Sourate "El-Layël" (La nuit), d'inspiration mecquoise et la 9ème dans l'ordre chronologique, a cette particularité hautement éducative : Elle met en exergue la nature de toute action entreprise, l'intention de son auteur, ainsi que la sanction divine qui l'accompagne. Elle initie l'homme à faire le bien et à délaisser le mal, en sachant que Dieu le surveille constamment et en tout lieu et qu'il connaît également les intentions de chacun, homme ou femme.
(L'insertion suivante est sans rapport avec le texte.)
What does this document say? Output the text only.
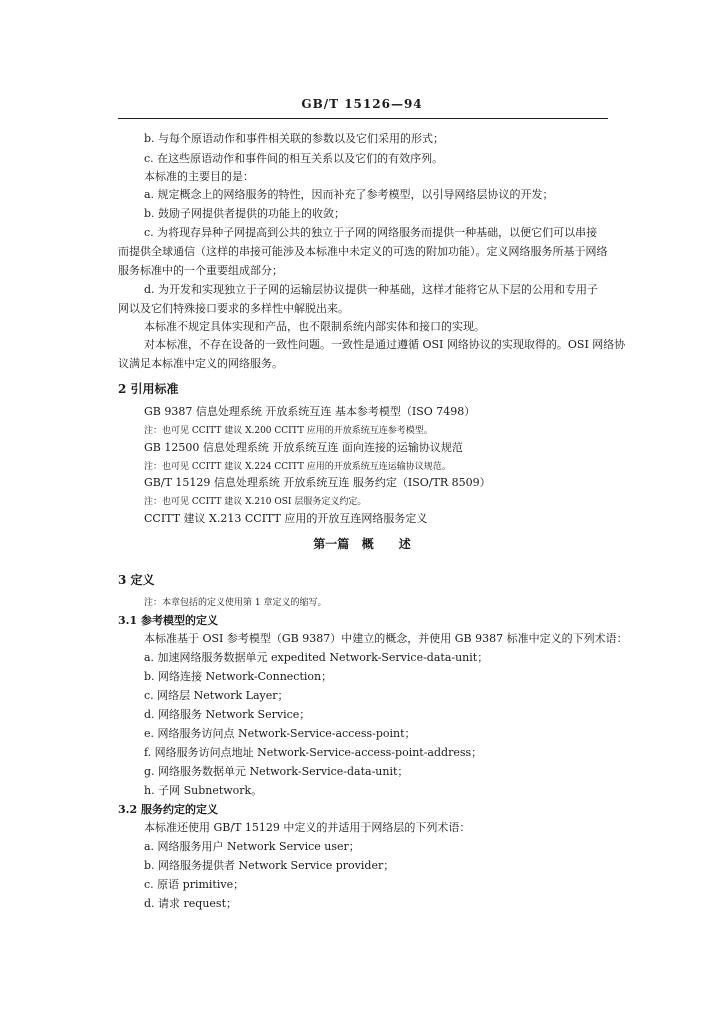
GB/T 15126—94
b. 与每个原语动作和事件相关联的参数以及它们采用的形式；
c. 在这些原语动作和事件间的相互关系以及它们的有效序列。
本标准的主要目的是：
a. 规定概念上的网络服务的特性，因而补充了参考模型，以引导网络层协议的开发；
b. 鼓励子网提供者提供的功能上的收敛；
c. 为将现存异种子网提高到公共的独立于子网的网络服务而提供一种基础，以便它们可以串接
而提供全球通信（这样的串接可能涉及本标准中未定义的可选的附加功能）。定义网络服务所基于网络
服务标准中的一个重要组成部分；
d. 为开发和实现独立于子网的运输层协议提供一种基础，这样才能将它从下层的公用和专用子
网以及它们特殊接口要求的多样性中解脱出来。
本标准不规定具体实现和产品，也不限制系统内部实体和接口的实现。
对本标准，不存在设备的一致性问题。一致性是通过遵循 OSI 网络协议的实现取得的。OSI 网络协
议满足本标准中定义的网络服务。
2 引用标准
GB 9387 信息处理系统 开放系统互连 基本参考模型（ISO 7498）
注：也可见 CCITT 建议 X.200 CCITT 应用的开放系统互连参考模型。
GB 12500 信息处理系统 开放系统互连 面向连接的运输协议规范
注：也可见 CCITT 建议 X.224 CCITT 应用的开放系统互连运输协议规范。
GB/T 15129 信息处理系统 开放系统互连 服务约定（ISO/TR 8509）
注：也可见 CCITT 建议 X.210 OSI 层服务定义约定。
CCITT 建议 X.213 CCITT 应用的开放互连网络服务定义
第一篇   概      述
3 定义
注：本章包括的定义使用第 1 章定义的缩写。
3.1 参考模型的定义
本标准基于 OSI 参考模型（GB 9387）中建立的概念，并使用 GB 9387 标准中定义的下列术语：
a. 加速网络服务数据单元 expedited Network-Service-data-unit；
b. 网络连接 Network-Connection；
c. 网络层 Network Layer；
d. 网络服务 Network Service；
e. 网络服务访问点 Network-Service-access-point；
f. 网络服务访问点地址 Network-Service-access-point-address；
g. 网络服务数据单元 Network-Service-data-unit；
h. 子网 Subnetwork。
3.2 服务约定的定义
本标准还使用 GB/T 15129 中定义的并适用于网络层的下列术语：
a. 网络服务用户 Network Service user；
b. 网络服务提供者 Network Service provider；
c. 原语 primitive；
d. 请求 request；
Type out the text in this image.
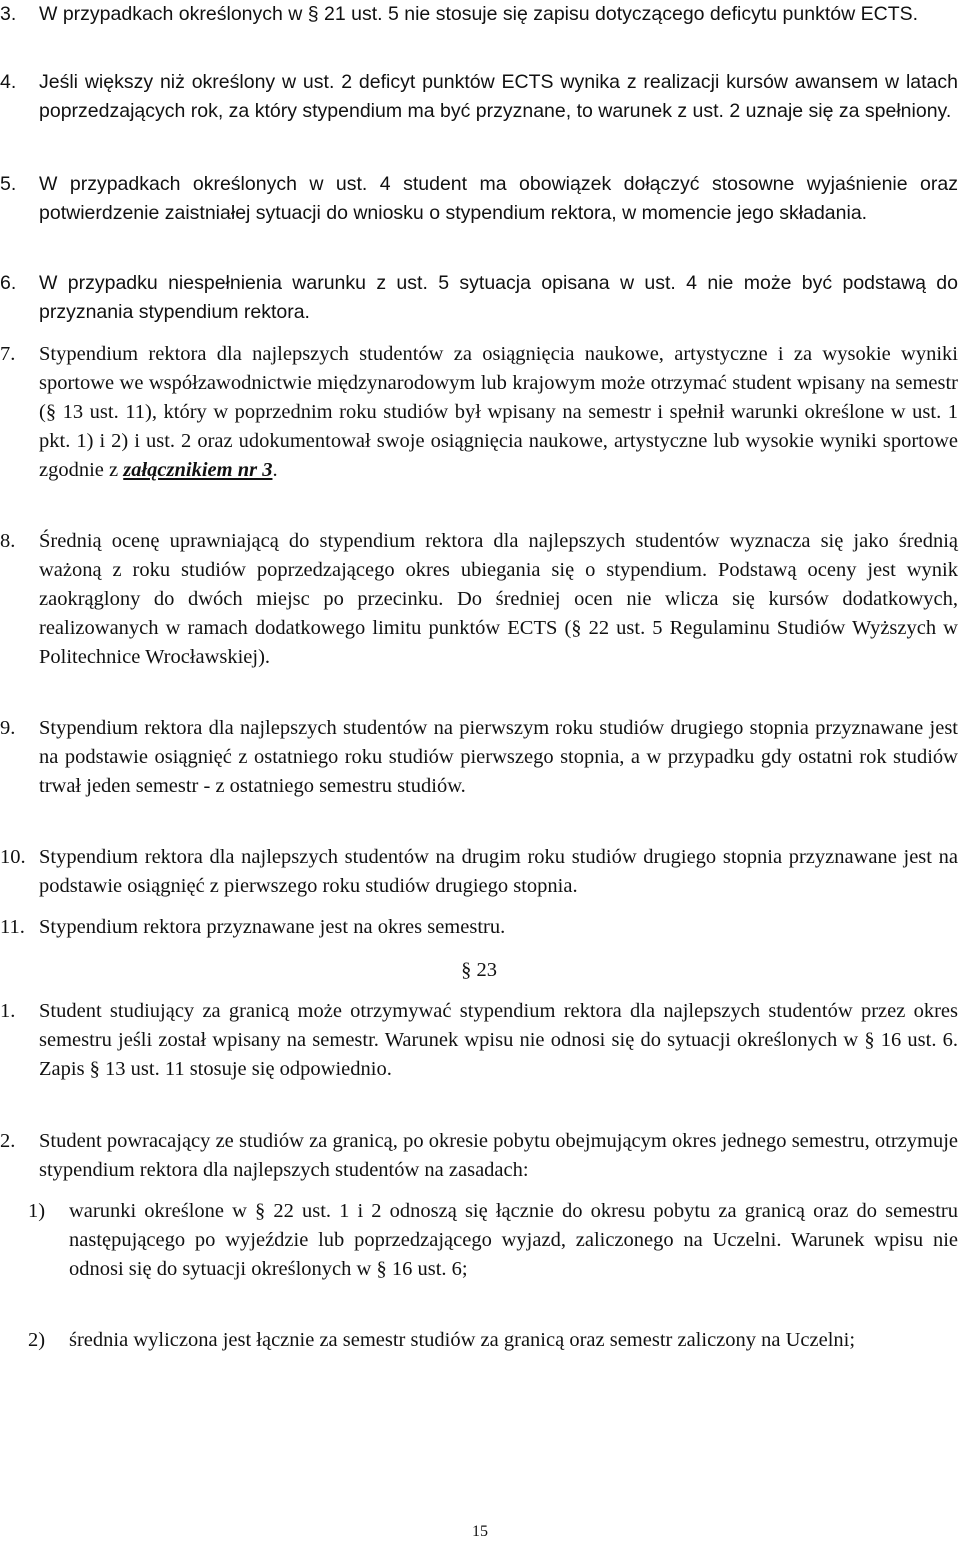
3. W przypadkach określonych w § 21 ust. 5 nie stosuje się zapisu dotyczącego deficytu punktów ECTS.
4. Jeśli większy niż określony w ust. 2 deficyt punktów ECTS wynika z realizacji kursów awansem w latach poprzedzających rok, za który stypendium ma być przyznane, to warunek z ust. 2 uznaje się za spełniony.
5. W przypadkach określonych w ust. 4 student ma obowiązek dołączyć stosowne wyjaśnienie oraz potwierdzenie zaistniałej sytuacji do wniosku o stypendium rektora, w momencie jego składania.
6. W przypadku niespełnienia warunku z ust. 5 sytuacja opisana w ust. 4 nie może być podstawą do przyznania stypendium rektora.
7. Stypendium rektora dla najlepszych studentów za osiągnięcia naukowe, artystyczne i za wysokie wyniki sportowe we współzawodnictwie międzynarodowym lub krajowym może otrzymać student wpisany na semestr (§ 13 ust. 11), który w poprzednim roku studiów był wpisany na semestr i spełnił warunki określone w ust. 1 pkt. 1) i 2) i ust. 2 oraz udokumentował swoje osiągnięcia naukowe, artystyczne lub wysokie wyniki sportowe zgodnie z załącznikiem nr 3.
8. Średnią ocenę uprawniającą do stypendium rektora dla najlepszych studentów wyznacza się jako średnią ważoną z roku studiów poprzedzającego okres ubiegania się o stypendium. Podstawą oceny jest wynik zaokrąglony do dwóch miejsc po przecinku. Do średniej ocen nie wlicza się kursów dodatkowych, realizowanych w ramach dodatkowego limitu punktów ECTS (§ 22 ust. 5 Regulaminu Studiów Wyższych w Politechnice Wrocławskiej).
9. Stypendium rektora dla najlepszych studentów na pierwszym roku studiów drugiego stopnia przyznawane jest na podstawie osiągnięć z ostatniego roku studiów pierwszego stopnia, a w przypadku gdy ostatni rok studiów trwał jeden semestr - z ostatniego semestru studiów.
10. Stypendium rektora dla najlepszych studentów na drugim roku studiów drugiego stopnia przyznawane jest na podstawie osiągnięć z pierwszego roku studiów drugiego stopnia.
11. Stypendium rektora przyznawane jest na okres semestru.
§ 23
1. Student studiujący za granicą może otrzymywać stypendium rektora dla najlepszych studentów przez okres semestru jeśli został wpisany na semestr. Warunek wpisu nie odnosi się do sytuacji określonych w § 16 ust. 6. Zapis § 13 ust. 11 stosuje się odpowiednio.
2. Student powracający ze studiów za granicą, po okresie pobytu obejmującym okres jednego semestru, otrzymuje stypendium rektora dla najlepszych studentów na zasadach:
1) warunki określone w § 22 ust. 1 i 2 odnoszą się łącznie do okresu pobytu za granicą oraz do semestru następującego po wyjeździe lub poprzedzającego wyjazd, zaliczonego na Uczelni. Warunek wpisu nie odnosi się do sytuacji określonych w § 16 ust. 6;
2) średnia wyliczona jest łącznie za semestr studiów za granicą oraz semestr zaliczony na Uczelni;
15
La tradition rapporte que les quatre derniers versets ont été révélés pour démentir les dires des mécréants et appuyer l'action bienfaisante de Abu Bakr Es-Seddiq, que Dieu l’agrée, qui avait acheté Billal, alors esclave devenu croyant pour le sauver ainsi des supplices de son maître. C'est un exemple concret qui prouve bien que Dieu connaît l'intention réelle des hommes et qu'il défendait les pieux.
La sourate a une structure particulière. On a un jure et deux affirmations.
- Le jure par quatre éléments couplés en deux : Nuit et Jour, Mâle et femelle :
"Par la nuit quand elle enveloppe…"(01-03)
- 1 ère affirmation : L’homme du bien et l’homme du mal :
"En vérité, vos efforts sont divers…" (04-11)
- 2ème affirmation (double) : la sanction. (13-21)
"En vérité, c'est sur Nous qu'incombe le guide! (12)
"En vérité aussi, c'est à Nous la dernière et la première…"(13-21)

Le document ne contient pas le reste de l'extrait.